Eight Week Workout Program



This eight week workout program is intended for those looking for general fitness. If your goal is more specific, such as weight loss or boosting strength, you can tweak things accordingly as described in the last paragraph.

Eigtht Week Workout Program for General Fitness
For this program, we'll assume you're a normal, generally healthy person with about an hour to spare five days a week. If you have a medical condition or similar, don't forget to get clearance by your doctor first.


Week 1
Monday: Weight training, arms/chest
Tuesday: Jogging, 45 minutes
Wednesday: Weight training, back, shoulders, abs
Thursday: Stairmaster, 45 minutes
Friday: Weight training, legs
Saturday: Rest
Sunday: Rest

Week 2
Monday: Weight training, 45 min whole body circuit training
Tuesday: Tennis, 60 minutes
Wednesday: Spinning class, 60 minutes
Thursday: Weight training, 45 min whole body circuit training
Friday: Rest
Saturday: Outdoors interval training, 30 minutes
Sunday: Rest

Week 3
Monday: Weight training, arms/chest
Tuesday: Jogging, 45 minutes
Wednesday: Weight training, back, shoulders, abs
Thursday: Swimming, 60 minutes
Friday: Weight training, legs
Saturday: Rest
Sunday: Rest

Week 4
Monday: Weight training, 45 min whole body circuit training
Tuesday: Stairmaster, 45 minutes
Wednesday: Outdoors interval training, 30 minutes
Thursday: Weight training, 45 min whole body circuit training
Friday: Rest
Saturday: Basketball, 1-2 hours
Sunday: Rest

Week 5
Monday: Weight training, arms/chest
Tuesday: Spinning class, 60 minutes
Wednesday: Weight training, back, shoulders, abs
Thursday: Jogging, 45 minutes
Friday: Weight training, legs
Saturday: Rest
Sunday: Rest

Week 6
Monday: Weight training, 45 min whole body circuit training
Tuesday: Tennis, 60 minutes
Wednesday: Rest
Thursday: Weight training, 45 min whole body circuit training
Friday: Swimming, 60 minutes
Saturday: Countryside hiking, 1-2 hours
Sunday: Rest

Week 7
Monday: Weight training, arms/chest
Tuesday: Spinning class, 60 minutes
Wednesday: Weight training, back, shoulders, abs
Thursday: Jogging, 45 minutes
Friday: Weight training, legs
Saturday: Rest
Sunday: Rest

Week 8
Monday: Weight training, 45 min whole body circuit training
Tuesday: Stairmaster, 45 minutes
Wednesday: Rest
Thursday: Weight training, 45 min whole body circuit training
Friday: Outdoors interval training, 30 minutes
Saturday: Basketball, 1-2 hours
Sunday: Rest


Adjusting for specific goals
As you can see, we're alternating between a three-split where each muscle group gets focused training one time per week and a general circuit training routine where each muscle group gets trained twice in a week, except not quite as hard. Likewise, the cardio segments are quite varied. This is to keep tedium from derailing the fitness effort, as plodding away at the same old treadmill every week tends to become old in a hurry.

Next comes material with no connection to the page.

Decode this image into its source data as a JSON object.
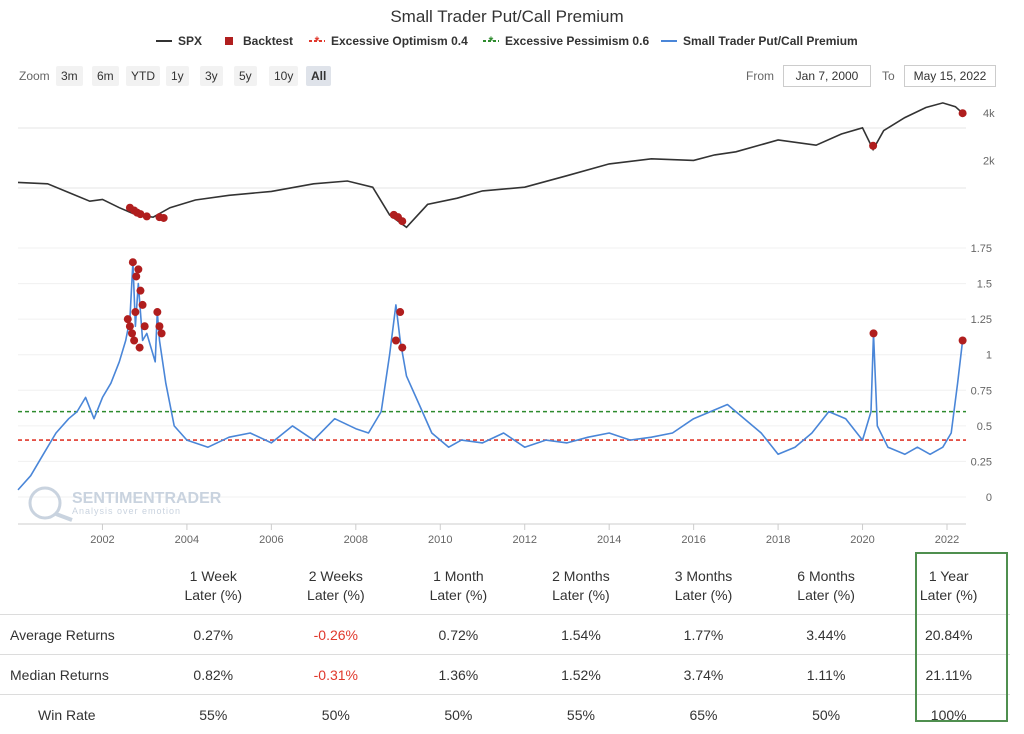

However, if your goal is to lose weight, you should put more effort into the cardio. If possible, add another workout day in and do some low-intensity exercise to burn a couple hundred extra calories. In this case, you can go with the two circuit training sessions per week as in week 2, 4, 6 and 8.
If your goal is building strength, however, your eight week workout program should center around the three-day split seen in week 1, 3, 5 and 7. Here, the idea is to maximize the effort put into the weight training while just doing the bare minimum in terms of cardio so as not to compromise the body's ability to grow stronger. Good luck!